Truth is my network got it before me by a long stretch.
But I stuck around because they did. And because they kept finding new ways to make it useful to them.
So it started becoming more useful to me.
I’d been here before with blogs. I knew the best thing to do was to hang around and if something made sense to people who I liked and respected it was worth trying to learn.

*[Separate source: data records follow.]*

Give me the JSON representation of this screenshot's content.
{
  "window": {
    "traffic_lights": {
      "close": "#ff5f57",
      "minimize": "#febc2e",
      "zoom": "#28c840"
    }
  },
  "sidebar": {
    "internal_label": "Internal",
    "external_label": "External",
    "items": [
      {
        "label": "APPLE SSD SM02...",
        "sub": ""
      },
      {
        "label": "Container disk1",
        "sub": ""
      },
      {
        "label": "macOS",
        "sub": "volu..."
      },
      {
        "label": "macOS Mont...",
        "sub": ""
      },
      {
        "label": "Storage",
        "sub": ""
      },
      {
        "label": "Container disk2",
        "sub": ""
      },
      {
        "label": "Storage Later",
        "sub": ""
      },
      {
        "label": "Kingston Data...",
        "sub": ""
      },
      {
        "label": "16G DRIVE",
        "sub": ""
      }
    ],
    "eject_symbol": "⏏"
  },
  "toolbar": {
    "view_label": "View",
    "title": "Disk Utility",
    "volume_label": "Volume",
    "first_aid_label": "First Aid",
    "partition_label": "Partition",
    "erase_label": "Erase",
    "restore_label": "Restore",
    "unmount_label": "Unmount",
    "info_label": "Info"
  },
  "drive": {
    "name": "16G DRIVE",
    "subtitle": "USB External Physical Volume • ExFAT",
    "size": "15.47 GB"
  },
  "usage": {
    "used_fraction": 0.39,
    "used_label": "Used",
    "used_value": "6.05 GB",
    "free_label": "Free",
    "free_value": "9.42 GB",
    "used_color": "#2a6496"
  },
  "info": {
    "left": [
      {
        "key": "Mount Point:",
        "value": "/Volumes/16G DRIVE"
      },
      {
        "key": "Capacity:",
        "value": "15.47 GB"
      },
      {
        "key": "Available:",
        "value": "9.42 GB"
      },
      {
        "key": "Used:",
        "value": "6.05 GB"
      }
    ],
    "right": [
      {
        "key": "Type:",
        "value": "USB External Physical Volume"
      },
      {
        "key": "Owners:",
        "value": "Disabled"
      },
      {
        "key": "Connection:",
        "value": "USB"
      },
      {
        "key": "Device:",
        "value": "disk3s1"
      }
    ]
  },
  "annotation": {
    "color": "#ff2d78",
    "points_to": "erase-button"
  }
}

Plus... I had some literacy, some skills I could bring with me from Facebook and blogs and my broader web literacy.
I love the premise of Google Wave - that email is based on an analogy that is pre-web.
And deep down I loathe email. It’s grinding up of my time, its needy completism, its easy transfer of responsibility to “someone” in the To line...
But first glance at Google Wave means I know I will need to learn this one. I know I will start off illiterate.
Maybe that’s a key spect of social web liteeracy - being comfortable with having to learn stuff every other week.
Literacy. It’s all about not conflating the technology, the marvel of the platform with with the uses that it is put to.
This is the device.
But it was mass literacy that was the behaviour. The behaviour which turned religion, politics, commerce, art, society spinning about.
Howard Rheingold got me thinking about literacy.
He calls it network literacy. I like that. Maybe I should stick with that.
But as my more marketing literate colleagues are always telling me - you talk about networks and they think you mean TV, or telecoms.
Me - I think we’ll get there. But meantime...
...social web literacy is what I will bang on about.
It’s all about personally and around our wider organsiations, developing and spreading social web literacy...
That’s quite a challenge - so I want to talk about some models for thinking about it...
Ross Mayfield - no relation - is someone who has consistently cut through to the quick about how social media works - or rather how we work with it.
I’m still antranced by his partcipatioin curve.
As m’learned colleague Jim Byford pointed out, it describes the learning journey of someone using social media, the ladder of participation as Forrester call it.